One of the most ignored verses about women appears in Manusmriti itself:
“यत्र नार्यस्तु पूज्यन्ते रमन्ते तत्र देवताः।
यत्रैतास्तु न पूज्यन्ते सर्वास्तत्राफलाः क्रियाः॥” (Manusmriti 3.56)
This means, “Where women are honored, the gods rejoice. Where they are not honored, all actions become fruitless.”
This verse directly contradicts the claim that Manusmriti only degrades women. It recognizes the spiritual and social importance of respecting women. The problem is not that such verses do not exist. The problem is that they are rarely discussed.
What Manusmriti Says About Śūdras Beyond Restrictions
The same selective reading happens in the case of Śūdras. Manusmriti does impose restrictions, but it does not deny their humanity or dharma. It explicitly states:
“शूद्राणामपि धर्मोऽस्ति”
This means, “Śūdras too have their own dharma.”
This single line challenges the idea that Manusmriti viewed Śūdras as outside the moral or spiritual order. The historical degradation of Śūdras came not only from text, but from centuries of social misuse, power politics, and rigid interpretation by those who benefited from hierarchy.

Was Manusmriti Misused or Weaponized?
This leads to an uncomfortable but necessary question. Was Manusmriti altered, selectively preserved, or weaponized?
Manusmriti exists in multiple versions, and scholars acknowledge variations in manuscripts. Colonial translators often highlighted the harshest verses, while traditional elites emphasized those that supported their authority. Over time, a time-bound social manual was frozen into divine command.
Asking whether Manusmriti was misused does not mean denying its existence. It means questioning human intentions behind interpretation. Sanātan Dharma has always encouraged inquiry. Silence on this issue only benefits those who wish to dominate, not those who seek truth.
Why Spiritual Leaders Never Centered Manusmriti
Another important question naturally arises. If Manusmriti is so central, why did no great spiritual leader emphasize reading it? Why did Adi Shankaracharya focus on the Upanishads? Why did Swami Vivekananda speak of strength and freedom? Why did the saints of the Bhakti movement reject caste boundaries altogether?
The answer is simple. Manusmriti is not a moksha-shastra. Liberation does not come from social regulation. It comes from self-realization. That is why spiritual masters turned toward texts that dissolve identity, not enforce it.

Manusmriti and Modern Freedom
Modern freedom and equality are not enemies of dharma. They are natural evolutions of human consciousness. Manusmriti reflects a society that feared disorder more than injustice. Today, we fear injustice more than disorder, and rightly so. Some rules of Manusmriti belong to history, not to the future.

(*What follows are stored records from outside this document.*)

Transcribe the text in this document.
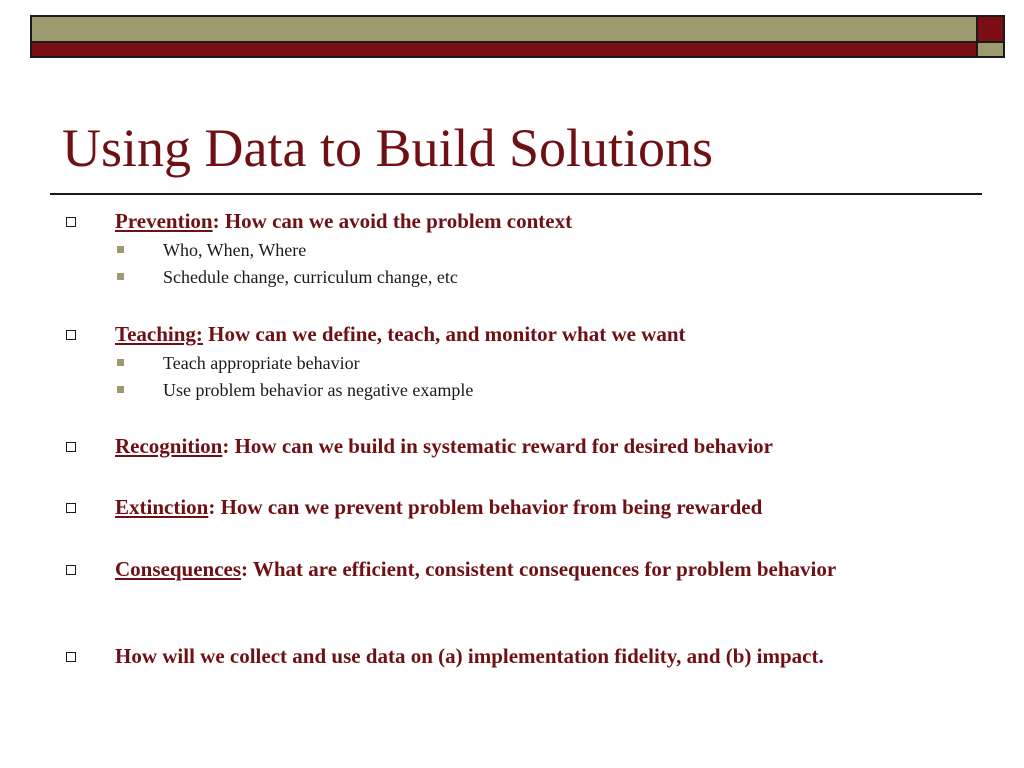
Using Data to Build Solutions
Prevention: How can we avoid the problem context
Who, When, Where
Schedule change, curriculum change, etc
Teaching: How can we define, teach, and monitor what we want
Teach appropriate behavior
Use problem behavior as negative example
Recognition: How can we build in systematic reward for desired behavior
Extinction: How can we prevent problem behavior from being rewarded
Consequences: What are efficient, consistent consequences for problem behavior
How will we collect and use data on (a) implementation fidelity, and (b) impact.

The greatest mistake is to reduce Hinduism to Manusmriti. Hinduism is vast, plural, and deeply philosophical. It contains the Upanishads’ freedom, the Gita’s balance, the Bhakti movement’s equality, and the saints’ rebellion against social rigidity. Manusmriti is one voice in a vast ocean, not the ocean itself.

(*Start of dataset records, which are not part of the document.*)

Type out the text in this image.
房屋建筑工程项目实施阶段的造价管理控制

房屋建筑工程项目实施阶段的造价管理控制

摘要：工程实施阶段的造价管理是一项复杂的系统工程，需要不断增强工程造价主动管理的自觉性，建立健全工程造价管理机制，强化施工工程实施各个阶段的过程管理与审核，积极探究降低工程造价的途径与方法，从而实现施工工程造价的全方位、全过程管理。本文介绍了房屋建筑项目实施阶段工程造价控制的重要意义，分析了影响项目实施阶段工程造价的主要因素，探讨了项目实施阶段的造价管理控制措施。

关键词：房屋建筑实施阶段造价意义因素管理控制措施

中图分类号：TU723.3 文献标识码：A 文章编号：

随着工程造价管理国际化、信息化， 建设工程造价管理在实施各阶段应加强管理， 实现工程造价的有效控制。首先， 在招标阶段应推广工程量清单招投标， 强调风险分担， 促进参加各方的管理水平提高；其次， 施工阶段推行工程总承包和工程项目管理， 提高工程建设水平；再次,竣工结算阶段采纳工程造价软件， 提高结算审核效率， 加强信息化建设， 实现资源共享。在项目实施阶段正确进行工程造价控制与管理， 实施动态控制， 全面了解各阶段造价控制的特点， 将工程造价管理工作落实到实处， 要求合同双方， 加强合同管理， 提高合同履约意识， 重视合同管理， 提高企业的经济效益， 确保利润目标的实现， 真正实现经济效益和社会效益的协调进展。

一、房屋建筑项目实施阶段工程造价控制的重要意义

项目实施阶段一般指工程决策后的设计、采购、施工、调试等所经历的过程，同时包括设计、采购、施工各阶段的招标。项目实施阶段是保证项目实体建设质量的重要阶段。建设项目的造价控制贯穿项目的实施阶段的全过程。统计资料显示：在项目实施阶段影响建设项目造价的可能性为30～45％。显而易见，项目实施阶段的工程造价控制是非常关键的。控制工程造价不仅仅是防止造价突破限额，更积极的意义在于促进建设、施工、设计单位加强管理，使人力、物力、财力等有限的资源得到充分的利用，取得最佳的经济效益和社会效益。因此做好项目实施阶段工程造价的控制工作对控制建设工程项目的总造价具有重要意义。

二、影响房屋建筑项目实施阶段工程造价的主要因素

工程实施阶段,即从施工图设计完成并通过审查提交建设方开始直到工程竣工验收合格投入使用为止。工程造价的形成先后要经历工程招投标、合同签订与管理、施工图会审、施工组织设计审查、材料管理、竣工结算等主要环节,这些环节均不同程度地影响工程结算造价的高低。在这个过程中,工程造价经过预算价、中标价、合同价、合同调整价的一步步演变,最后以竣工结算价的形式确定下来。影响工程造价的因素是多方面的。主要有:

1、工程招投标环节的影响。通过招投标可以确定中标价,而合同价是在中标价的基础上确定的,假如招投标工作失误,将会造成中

Conclusion: Neither Burn It Nor Worship It
In the end, Manusmriti should neither be burned nor worshipped. Burning it without understanding is ignorance. Worshipping it without questioning is arrogance. True dharma lies in discernment.

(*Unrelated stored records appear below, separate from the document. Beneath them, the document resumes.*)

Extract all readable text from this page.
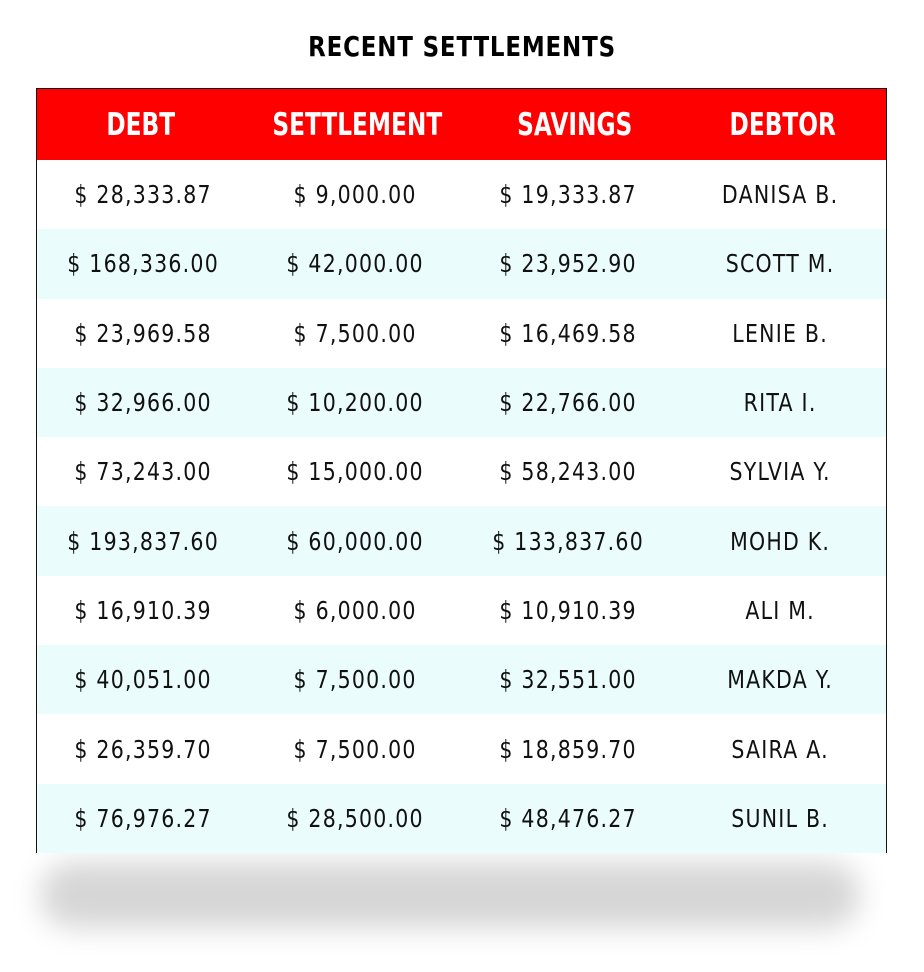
RECENT SETTLEMENTS
DEBT	SETTLEMENT	SAVINGS	DEBTOR
$ 28,333.87	$ 9,000.00	$ 19,333.87	DANISA B.
$ 168,336.00	$ 42,000.00	$ 23,952.90	SCOTT M.
$ 23,969.58	$ 7,500.00	$ 16,469.58	LENIE B.
$ 32,966.00	$ 10,200.00	$ 22,766.00	RITA I.
$ 73,243.00	$ 15,000.00	$ 58,243.00	SYLVIA Y.
$ 193,837.60	$ 60,000.00	$ 133,837.60	MOHD K.
$ 16,910.39	$ 6,000.00	$ 10,910.39	ALI M.
$ 40,051.00	$ 7,500.00	$ 32,551.00	MAKDA Y.
$ 26,359.70	$ 7,500.00	$ 18,859.70	SAIRA A.
$ 76,976.27	$ 28,500.00	$ 48,476.27	SUNIL B.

Manusmriti should be studied historically, critiqued rationally, and never imposed spiritually. The real danger is not Manusmriti. The real danger is using any text to dominate minds instead of awakening them.
The most important question is not whether Manusmriti is good or bad. The real question is whether we are brave enough to think freely, honestly, and compassionately.
That courage itself is Sanātan Dharma.